It is now scientifically feasible to use preimplantation genetic diagnosis (PGD) during IVF to screen embryos for genes associated with high breast cancer risks, scientists say.
European researchers presented the results of a major study- as yet the largest in this area of research, at the European Society of Human Reproduction and Embryology’s annual meeting in Istanbul, Turkey. They conclude that the technique can be used reliably so that men and women who carry cancer-causing mutations in their BRCA1 or BRCA2 genes do not pass them on to their children. Female carriers of a mutation in either gene have a 60 to 80 percent chance of developing breast cancer over their lifetimes, and a risk of 30 to 60 percent (BRCA1) or five to 20 (BRCA2) for ovarian cancer.
The PGD procedure allows doctors to identify which embryos carry these genes, and therefore only implant ones that do not, thereby removing mutations from the family tree.

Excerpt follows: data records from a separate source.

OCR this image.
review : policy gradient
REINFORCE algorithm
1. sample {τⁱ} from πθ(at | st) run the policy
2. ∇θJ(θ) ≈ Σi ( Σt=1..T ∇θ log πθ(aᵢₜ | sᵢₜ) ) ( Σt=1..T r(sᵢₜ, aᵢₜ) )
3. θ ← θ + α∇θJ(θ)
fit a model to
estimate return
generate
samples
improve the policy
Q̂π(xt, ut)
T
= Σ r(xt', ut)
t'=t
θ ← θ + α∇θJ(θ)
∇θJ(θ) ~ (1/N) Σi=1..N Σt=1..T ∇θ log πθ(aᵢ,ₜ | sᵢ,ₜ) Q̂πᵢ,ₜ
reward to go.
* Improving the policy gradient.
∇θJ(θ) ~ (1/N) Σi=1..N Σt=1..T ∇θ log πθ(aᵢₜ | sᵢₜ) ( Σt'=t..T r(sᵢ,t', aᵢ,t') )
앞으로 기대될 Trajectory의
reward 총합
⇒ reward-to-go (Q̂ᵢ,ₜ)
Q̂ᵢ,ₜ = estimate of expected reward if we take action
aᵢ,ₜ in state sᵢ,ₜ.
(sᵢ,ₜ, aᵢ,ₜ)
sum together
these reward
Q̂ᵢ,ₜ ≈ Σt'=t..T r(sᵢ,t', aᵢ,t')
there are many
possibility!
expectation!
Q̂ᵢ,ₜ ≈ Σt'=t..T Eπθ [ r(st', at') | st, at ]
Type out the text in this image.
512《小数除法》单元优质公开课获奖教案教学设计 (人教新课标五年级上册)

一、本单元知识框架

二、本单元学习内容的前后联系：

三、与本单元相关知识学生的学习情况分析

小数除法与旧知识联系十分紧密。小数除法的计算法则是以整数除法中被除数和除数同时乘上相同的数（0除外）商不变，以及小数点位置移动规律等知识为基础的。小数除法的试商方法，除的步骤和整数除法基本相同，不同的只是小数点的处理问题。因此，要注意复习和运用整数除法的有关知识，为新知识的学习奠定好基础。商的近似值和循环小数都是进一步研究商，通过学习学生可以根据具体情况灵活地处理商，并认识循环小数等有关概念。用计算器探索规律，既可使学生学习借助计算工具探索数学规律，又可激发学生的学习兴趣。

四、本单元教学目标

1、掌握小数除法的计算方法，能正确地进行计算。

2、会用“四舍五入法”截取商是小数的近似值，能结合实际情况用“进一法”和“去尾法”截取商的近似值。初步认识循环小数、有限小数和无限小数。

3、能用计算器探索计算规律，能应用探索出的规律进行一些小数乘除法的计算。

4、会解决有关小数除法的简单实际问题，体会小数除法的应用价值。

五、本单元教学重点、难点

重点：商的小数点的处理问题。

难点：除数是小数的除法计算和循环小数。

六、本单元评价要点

The study looked at 145 cycles of IVF in 70 couples where one partner carried one of the BRCA mutations. A total of 717 embryos were created for these couples and cultured in-vitro for three days- when they would have comprise eight cells- at which point one cell was extracted and tested for the presence of a BRCA mutation.
Overall, 43 percent of the embryos were affected, while 40 percent did not carry the mutations and were considered viable. Using the unaffected, the couples achieved a 41 percent pregnancy rate, or 42 pregnancies in 40 women in total.
“We now believe that this technique offers an established option for those couples seeking to avoid the risk of inherited BRCA in their children”, said professor William Verpoest, from the Vrije University in Brussels, who presented the study.
Speaking to the BBC, Mr. Stuart Lavery, director of IVF at Hammersmith Hospital in London said that the study, published months earlier in the journal Human Reproduction, was “quite an important paper”. He said that knowing that removing that removing “12.5 percent of the whole genetic mass of the embryo” for testing did not affect the embryo’s viability was “huge reassuring”.
In his presentation, Professor Verpoest recognized the debates on the ethics of using PGD to screen for BRCA mutation. Cancers associated with the BRCA mutations occur late in life and therefore options for treating them are constantly improving. “Controversy will still remain over the ethical acceptability of PGD for a susceptible, yet preventable condition”, he said.